High amounts of glucose in the blood will affect your retina, causing a condition called diabetic retinopathy and thus, you might be able to notice blurred vision and extra floaters.
If feeling overly tired or fatigued, which are usually non-specific symptoms, they might also be signs of low blood sugar, Dr. Adimoolam confirms.
The additional glucose
can likewise influence your kidneys, which are in charge of expelling
the extra water from your blood in order to produce urine. High levels
of glucose in your blood can damage the blood vessels in your kidneys,
which will cause the process of filtering less efficient and pee more.
As Dr. Adimoolam tells, having the feeling like you need to drink more than usual is a natural side effect of peeing more often. In the case where your high blood sugar symptoms are left untreated, they can become more obvious and severe over the course of a few days or weeks.

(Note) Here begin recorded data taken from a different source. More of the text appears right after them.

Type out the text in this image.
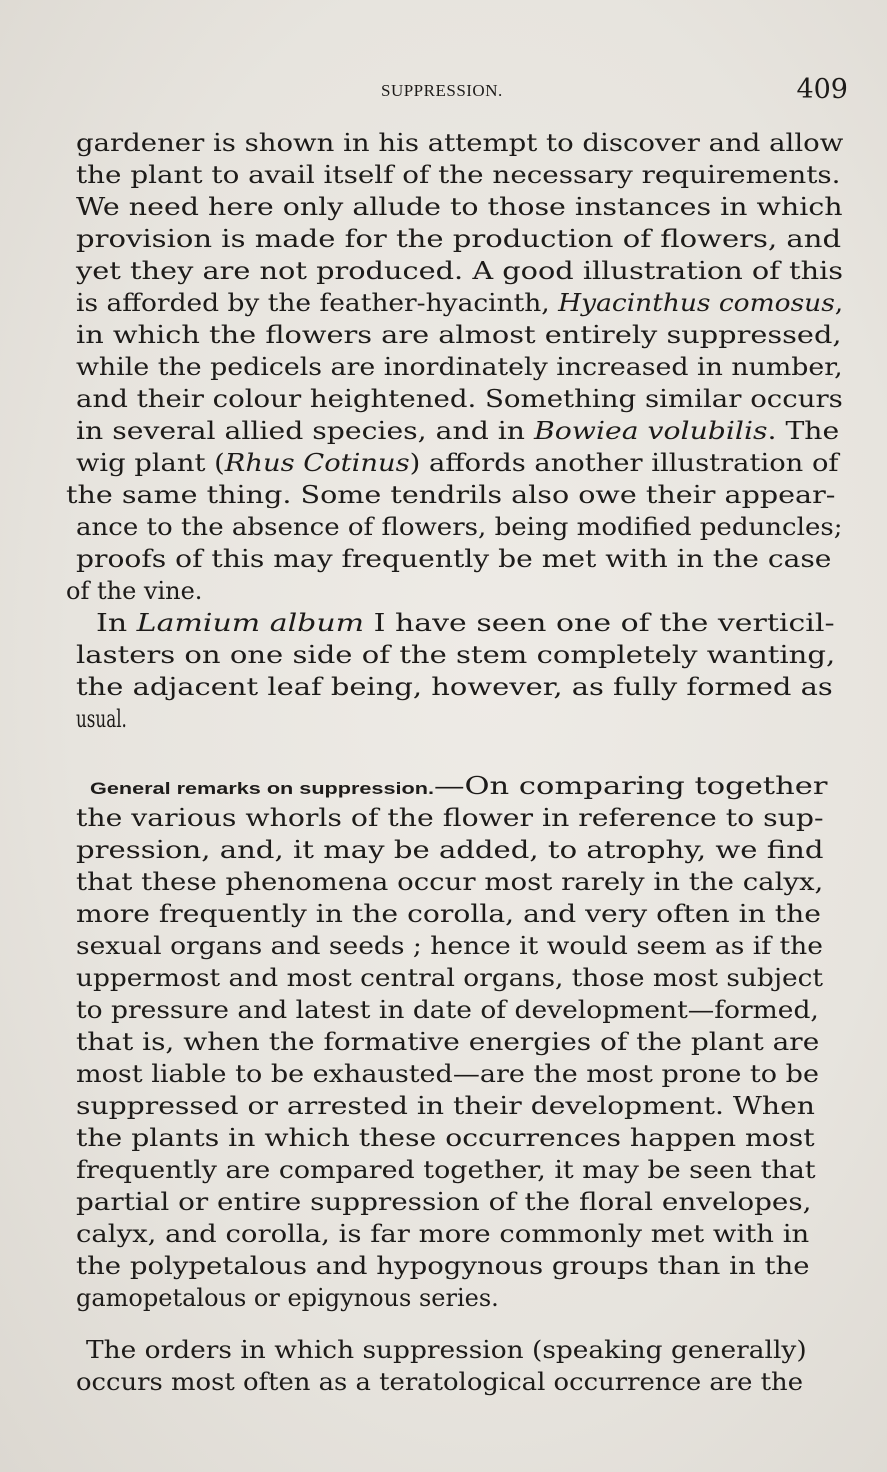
SUPPRESSION.	409
gardener is shown in his attempt to discover and allow
the plant to avail itself of the necessary requirements.
We need here only allude to those instances in which
provision is made for the production of flowers, and
yet they are not produced. A good illustration of this
is afforded by the feather-hyacinth, Hyacinthus comosus,
in which the flowers are almost entirely suppressed,
while the pedicels are inordinately increased in number,
and their colour heightened. Something similar occurs
in several allied species, and in Bowiea volubilis. The
wig plant (Rhus Cotinus) affords another illustration of
the same thing. Some tendrils also owe their appear-
ance to the absence of flowers, being modified peduncles;
proofs of this may frequently be met with in the case
of the vine.
In Lamium album I have seen one of the verticil-
lasters on one side of the stem completely wanting,
the adjacent leaf being, however, as fully formed as
usual.
General remarks on suppression.—On comparing together
the various whorls of the flower in reference to sup-
pression, and, it may be added, to atrophy, we find
that these phenomena occur most rarely in the calyx,
more frequently in the corolla, and very often in the
sexual organs and seeds ; hence it would seem as if the
uppermost and most central organs, those most subject
to pressure and latest in date of development—formed,
that is, when the formative energies of the plant are
most liable to be exhausted—are the most prone to be
suppressed or arrested in their development. When
the plants in which these occurrences happen most
frequently are compared together, it may be seen that
partial or entire suppression of the floral envelopes,
calyx, and corolla, is far more commonly met with in
the polypetalous and hypogynous groups than in the
gamopetalous or epigynous series.
The orders in which suppression (speaking generally)
occurs most often as a teratological occurrence are the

According to our experts and the Mayo Clinic, here’s what could happen if your blood sugar is too high: Difficulty concentrating, Dry mouth, Increased hunger, Confusion, Shortness of breath, Abdominal pain.
If you’re in the stage of sickness where you can’t keep food or fluids down, you need immediate medical attention or at least, make an appointment with your doctor.
You can use your food choices to lower the odds you’ll experience these symptoms. If you do have diabetes, it’s very important to stick to your individualized nutrition plan and if your symptoms are seen early enough, it is possible to lower high blood sugar by adjusting some different lifestyle changes (which both include diet as well as physical activity).
Although a set “diabetes diet,” does not exist, most people have been advised to make fruits, vegetables, and whole grains the bulk of their diet because they’re low in sugar and high in fiber. Foods containing sugar are fine every once in a while, but how much and how often you should have them will depend on your individual circumstances—including the fact whether you have type 1 or 2 diabetes.
A great size from this process is educating patients about which foods are truly healthy, Dr. Adimoolam says. Although the quinoa is something we generally think of as being healthy, it in itself still has carbs that can interfere with your blood sugar. In case of assistance in putting together a nutrition plan, check in with your doctor (who may refer you to an R.D.).
If you’re often experiencing the symptoms of high blood sugar and aren’t sure why, please talk to your doctor. If it is suspected you might have diabetes,the doctor will do a blood test to see the amount of sugar in your blood that’s physically attached to hemoglobin cells, Dr. Adimoolam says. As the blood sugar goes higher over the past few months, the more of those hemoglobin cells will be attached to sugar molecules. However, that test’s results may be inconclusive or the test may not be available. If this happens you’ll be given a different type of blood test (possibly one that requires you to fast). What’s more, if your specialist supposes you may have type 1 diabetes, there might be a couple of extra tests to look for compounds in your urine and to test your immune system.
Diabetes treatment, in addition to managing your nutrition and exercise, may include monitoring your blood sugar, medication, and insulin therapy. Humans with type 1 diabetes will definitely require insulin (in the form of a pump or injections), as do many (but not all) people with type 2 diabetes. There are cases where people with type 1 diabetes may opt for a pancreas transplant, which would replace the need for insulin therapy.
The sickness diabetes is itself a serious condition, so therefore it’s crucial to be aware of the sometimes subtle signs, and of course, to see your doctor if you have any concerns.